И плевать, что это лишь игра…
Что она не настоящая…
Ничто не может помешать насладиться ею… в последний раз.
А затем… не важно — убить. Отпустить. Взять ее снова. И снова.
Нет… кто бы ни задумал эту мерзкую интригу — их расчет был чересчур однобок. Новой Императрицей, которая удерживала бы Дарта Вейдера в своих руках и влияла на него и его решения, ей было не стать, ведь не для того за троном маячил темный зловещий силуэт проницательного Инквизитора и маленькая тень яростной Ситх Леди. Они не позволят, не допустят, чтобы появился кто-то, чей разум им был закрыт и чужд, они не разделят свою власть с чужой, с пришелицей.
Но…
Игрушкой на одну ночь, сладким нектаром прошлого, который заставит глаза Вейдера на миг загореться ярче — на эту роль Алария подходила идеально.
Слишком.
Снова. Одно и то же.
Как будто одной Леди Софии с ее безжалостными, бессовестными страстными глазами ей было мало…
Ревность ядовитыми режущими нитями обнимала Еву, заставляя сжиматься в комок, вызывая одно непреодолимое, сильное, яростное желание — бежать. Как можно быстрее. Чтобы не видеть, не слышать, не смотреть в глаза этим томным призракам прошлого, не видеть чувственно приоткрытые губы Аларии и ее ослепительную улыбку, которая расцветала на ее устах, стоило ей встретиться взглядом с глазами Вейдера.
Невыносимо.
Невозможно.
Пальцы ситха, тем временем, расправились с застежкой на платье Евы, и синий бархат разошелся, открывая светлую полосу нижнего тонкого одеяния, такого невесомого, что, казалось, руки Вейдера гладят обнаженную полыхающую кожу.
— Мне показалось, что вы собирались куда-то, — произнесла Ева дрогнувшим голосом, надеясь, что это — случайная ласка, которая не продлится долго, но ситх, наоборот, привлек ее к себе, прижал к своей груди, к холодным бронированным пластинам и, властно заставив ее нагнуть голову чуть вбок, припал губами к тонкой шее женщины, прихватив зубами кожу, что вызвало у Евы шумный вздох, и теплая волна сладкой дрожи раскатилась по всему телу.
— Вы правы, — произнес Вейдер, проводя пальцами вдоль спины женщины, наполняя свое касание Силой, которая тяжелым возбуждением пронзила тело Евы, на миг прогоняя зловещие призраки, стирая страхи; чуть касаясь губами мочки ее уха, поддразнивая языком нежный комочек плоти, Вейдер шепнул ей, обжигая горячим дыханием: — Вам показалось.
Раздался острый, звонкий щелчок — Ева хорошо знала этот звук. Это расстегивалась застежка зловещего костюма ситха, перед тем как выпустить тело Вейдера наружу.
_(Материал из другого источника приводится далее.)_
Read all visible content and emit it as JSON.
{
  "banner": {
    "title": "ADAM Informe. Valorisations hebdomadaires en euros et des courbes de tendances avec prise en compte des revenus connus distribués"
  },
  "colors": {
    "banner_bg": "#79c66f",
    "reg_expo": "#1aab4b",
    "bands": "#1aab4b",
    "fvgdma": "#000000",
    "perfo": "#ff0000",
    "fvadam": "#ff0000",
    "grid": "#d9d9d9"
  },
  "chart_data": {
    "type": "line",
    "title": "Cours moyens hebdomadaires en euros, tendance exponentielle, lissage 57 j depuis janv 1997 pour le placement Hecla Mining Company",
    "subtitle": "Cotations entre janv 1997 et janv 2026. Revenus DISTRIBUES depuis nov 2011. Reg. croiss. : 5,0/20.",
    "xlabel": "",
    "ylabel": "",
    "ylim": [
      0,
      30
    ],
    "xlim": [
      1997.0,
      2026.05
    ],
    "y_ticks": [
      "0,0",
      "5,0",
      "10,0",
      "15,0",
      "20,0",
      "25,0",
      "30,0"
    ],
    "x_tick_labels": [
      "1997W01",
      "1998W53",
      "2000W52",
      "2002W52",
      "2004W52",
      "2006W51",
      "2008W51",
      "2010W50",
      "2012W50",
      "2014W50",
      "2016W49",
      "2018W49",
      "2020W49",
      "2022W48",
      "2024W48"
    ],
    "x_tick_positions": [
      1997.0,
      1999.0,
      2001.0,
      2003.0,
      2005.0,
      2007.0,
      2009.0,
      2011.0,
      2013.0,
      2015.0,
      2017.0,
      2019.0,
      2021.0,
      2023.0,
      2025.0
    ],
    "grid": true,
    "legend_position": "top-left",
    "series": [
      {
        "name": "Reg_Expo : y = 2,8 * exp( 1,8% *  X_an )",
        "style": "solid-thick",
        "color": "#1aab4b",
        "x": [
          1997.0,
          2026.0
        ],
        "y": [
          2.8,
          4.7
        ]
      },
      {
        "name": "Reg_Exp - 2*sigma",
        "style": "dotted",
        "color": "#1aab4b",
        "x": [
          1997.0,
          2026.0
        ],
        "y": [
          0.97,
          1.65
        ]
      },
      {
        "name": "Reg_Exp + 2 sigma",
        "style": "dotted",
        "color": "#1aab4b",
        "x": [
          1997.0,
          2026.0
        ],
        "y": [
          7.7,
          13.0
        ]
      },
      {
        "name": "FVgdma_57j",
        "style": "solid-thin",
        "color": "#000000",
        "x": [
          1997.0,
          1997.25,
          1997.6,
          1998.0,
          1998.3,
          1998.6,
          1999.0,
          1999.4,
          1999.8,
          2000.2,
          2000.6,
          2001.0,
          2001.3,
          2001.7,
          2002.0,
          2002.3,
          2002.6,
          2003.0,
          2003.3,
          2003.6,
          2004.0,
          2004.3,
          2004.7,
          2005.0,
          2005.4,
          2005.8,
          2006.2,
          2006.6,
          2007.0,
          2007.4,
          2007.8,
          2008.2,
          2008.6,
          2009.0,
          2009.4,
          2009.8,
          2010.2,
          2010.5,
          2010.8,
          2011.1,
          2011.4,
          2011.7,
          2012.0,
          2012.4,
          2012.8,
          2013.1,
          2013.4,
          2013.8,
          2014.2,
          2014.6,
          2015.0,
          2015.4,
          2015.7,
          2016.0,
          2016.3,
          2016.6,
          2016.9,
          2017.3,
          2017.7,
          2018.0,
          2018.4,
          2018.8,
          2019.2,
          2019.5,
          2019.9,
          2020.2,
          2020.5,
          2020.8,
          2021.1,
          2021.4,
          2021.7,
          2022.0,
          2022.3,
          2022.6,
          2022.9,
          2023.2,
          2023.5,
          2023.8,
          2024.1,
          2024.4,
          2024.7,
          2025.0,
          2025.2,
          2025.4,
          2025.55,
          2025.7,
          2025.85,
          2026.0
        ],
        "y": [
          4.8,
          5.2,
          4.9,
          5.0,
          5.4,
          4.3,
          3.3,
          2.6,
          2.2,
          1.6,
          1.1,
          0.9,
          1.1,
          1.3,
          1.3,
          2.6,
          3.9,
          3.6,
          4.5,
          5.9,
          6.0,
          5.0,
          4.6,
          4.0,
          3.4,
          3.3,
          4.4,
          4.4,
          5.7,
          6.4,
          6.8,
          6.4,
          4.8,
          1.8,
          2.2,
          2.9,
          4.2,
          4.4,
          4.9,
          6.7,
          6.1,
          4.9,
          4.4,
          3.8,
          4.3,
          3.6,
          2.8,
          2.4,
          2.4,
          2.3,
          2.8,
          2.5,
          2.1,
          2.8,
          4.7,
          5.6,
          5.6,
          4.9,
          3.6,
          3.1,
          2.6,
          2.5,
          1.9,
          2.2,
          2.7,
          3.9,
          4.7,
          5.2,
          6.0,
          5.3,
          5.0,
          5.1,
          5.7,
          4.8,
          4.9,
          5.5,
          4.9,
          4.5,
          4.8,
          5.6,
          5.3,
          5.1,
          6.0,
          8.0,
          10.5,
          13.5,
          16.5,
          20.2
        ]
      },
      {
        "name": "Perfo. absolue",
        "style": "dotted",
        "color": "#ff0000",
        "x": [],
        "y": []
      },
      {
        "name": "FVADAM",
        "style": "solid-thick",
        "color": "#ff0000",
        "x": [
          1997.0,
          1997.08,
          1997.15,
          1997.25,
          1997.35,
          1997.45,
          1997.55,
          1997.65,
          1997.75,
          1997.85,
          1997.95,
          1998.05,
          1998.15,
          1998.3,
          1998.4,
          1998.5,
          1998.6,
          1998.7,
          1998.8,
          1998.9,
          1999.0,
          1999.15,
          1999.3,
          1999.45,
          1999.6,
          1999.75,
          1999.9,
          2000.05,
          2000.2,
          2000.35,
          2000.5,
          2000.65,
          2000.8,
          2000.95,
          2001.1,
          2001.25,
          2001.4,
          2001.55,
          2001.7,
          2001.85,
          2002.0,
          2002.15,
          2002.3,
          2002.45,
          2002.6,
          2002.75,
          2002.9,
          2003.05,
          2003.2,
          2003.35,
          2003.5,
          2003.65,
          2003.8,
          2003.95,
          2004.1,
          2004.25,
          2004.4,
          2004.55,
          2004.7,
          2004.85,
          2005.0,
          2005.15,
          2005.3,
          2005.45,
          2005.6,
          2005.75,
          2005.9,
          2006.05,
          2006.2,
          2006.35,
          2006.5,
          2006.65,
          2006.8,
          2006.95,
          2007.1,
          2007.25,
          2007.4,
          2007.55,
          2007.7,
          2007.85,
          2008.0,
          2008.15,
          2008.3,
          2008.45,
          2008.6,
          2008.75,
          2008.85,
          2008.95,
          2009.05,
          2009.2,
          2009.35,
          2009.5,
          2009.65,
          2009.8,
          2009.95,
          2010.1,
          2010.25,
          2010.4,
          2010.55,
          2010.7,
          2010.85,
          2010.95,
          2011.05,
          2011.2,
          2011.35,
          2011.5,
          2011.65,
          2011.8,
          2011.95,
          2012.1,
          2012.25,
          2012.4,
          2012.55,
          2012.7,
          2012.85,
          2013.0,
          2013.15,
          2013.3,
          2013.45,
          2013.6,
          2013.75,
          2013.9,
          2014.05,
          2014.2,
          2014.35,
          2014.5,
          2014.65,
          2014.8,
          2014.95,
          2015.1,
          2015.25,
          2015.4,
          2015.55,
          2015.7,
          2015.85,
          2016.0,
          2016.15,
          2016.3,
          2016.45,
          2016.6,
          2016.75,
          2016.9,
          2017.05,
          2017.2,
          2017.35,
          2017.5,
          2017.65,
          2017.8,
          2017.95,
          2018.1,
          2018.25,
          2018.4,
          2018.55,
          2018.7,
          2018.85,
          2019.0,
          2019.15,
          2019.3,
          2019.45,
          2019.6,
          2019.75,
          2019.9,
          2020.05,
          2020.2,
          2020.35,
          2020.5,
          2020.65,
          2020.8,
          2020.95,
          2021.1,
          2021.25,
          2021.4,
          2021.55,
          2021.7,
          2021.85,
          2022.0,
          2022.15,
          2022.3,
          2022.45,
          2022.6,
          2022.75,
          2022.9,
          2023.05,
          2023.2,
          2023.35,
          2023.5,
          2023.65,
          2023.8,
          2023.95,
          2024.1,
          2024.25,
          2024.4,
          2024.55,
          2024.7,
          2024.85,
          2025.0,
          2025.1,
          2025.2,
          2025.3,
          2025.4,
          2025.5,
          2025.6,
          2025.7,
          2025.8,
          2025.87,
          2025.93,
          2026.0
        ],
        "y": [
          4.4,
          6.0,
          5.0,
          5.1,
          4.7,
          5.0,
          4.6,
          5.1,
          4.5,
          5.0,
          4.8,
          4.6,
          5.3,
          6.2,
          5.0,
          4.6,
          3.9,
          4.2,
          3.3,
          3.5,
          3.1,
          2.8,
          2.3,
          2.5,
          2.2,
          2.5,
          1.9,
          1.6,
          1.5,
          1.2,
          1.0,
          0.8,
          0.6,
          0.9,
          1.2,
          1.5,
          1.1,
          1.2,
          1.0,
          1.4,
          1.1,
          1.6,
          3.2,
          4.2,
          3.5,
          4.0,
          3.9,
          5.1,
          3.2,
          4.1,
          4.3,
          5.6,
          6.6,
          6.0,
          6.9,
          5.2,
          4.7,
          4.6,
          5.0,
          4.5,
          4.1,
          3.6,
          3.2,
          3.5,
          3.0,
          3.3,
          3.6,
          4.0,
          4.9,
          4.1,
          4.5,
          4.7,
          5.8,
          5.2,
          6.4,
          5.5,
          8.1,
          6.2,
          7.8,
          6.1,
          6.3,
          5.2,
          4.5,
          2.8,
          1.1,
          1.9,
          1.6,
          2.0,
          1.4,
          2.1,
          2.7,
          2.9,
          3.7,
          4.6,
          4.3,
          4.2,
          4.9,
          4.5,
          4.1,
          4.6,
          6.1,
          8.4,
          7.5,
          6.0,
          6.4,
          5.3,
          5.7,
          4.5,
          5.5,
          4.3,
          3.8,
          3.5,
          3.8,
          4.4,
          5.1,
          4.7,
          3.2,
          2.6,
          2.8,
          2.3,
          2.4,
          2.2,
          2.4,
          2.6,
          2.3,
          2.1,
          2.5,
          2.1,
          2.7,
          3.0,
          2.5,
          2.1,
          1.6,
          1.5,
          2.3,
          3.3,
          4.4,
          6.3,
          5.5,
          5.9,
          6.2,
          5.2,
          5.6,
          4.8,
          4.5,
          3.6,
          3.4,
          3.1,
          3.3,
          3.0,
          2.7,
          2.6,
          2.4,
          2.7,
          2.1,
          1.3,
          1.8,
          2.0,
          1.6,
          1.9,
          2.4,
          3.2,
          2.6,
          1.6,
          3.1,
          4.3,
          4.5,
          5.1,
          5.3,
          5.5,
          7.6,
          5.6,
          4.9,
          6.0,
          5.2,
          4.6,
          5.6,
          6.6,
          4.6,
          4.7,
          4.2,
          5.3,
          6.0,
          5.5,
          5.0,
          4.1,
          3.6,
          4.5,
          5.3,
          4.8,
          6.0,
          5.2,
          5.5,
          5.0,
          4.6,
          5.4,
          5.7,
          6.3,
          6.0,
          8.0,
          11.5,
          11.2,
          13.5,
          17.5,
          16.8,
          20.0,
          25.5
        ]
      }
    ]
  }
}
На пол упал отстегнутый пояс, привычным движением плеч ситх избавился от длинной накидки. Его движения были спокойны, размеренны и неторопливы, и Ева, отступившая от Императора, избавляющегося от одежды, тайком прижала ледяные ладони к пылающим щекам.
— Иди ко мне, — голос Вейдера раздался из стороны, в которой располагалась кровать, и Ева услышала, как большое тело ситха опустилось на нее, как зашуршала ткань.
Ева, мучительно кусая губы, чуть подступила к нему. Если бы она могла сбежать. Сейчас. Если бы она смела воспротивиться его сладкой власти, заполняющей ее до кончиков пальцев. Если бы она могла сказать "нет". Она бы непременно попробовала, но льдистый взгляд синих глаз словно пронзал Императрицу насквозь, крепко удерживая за самое сердце.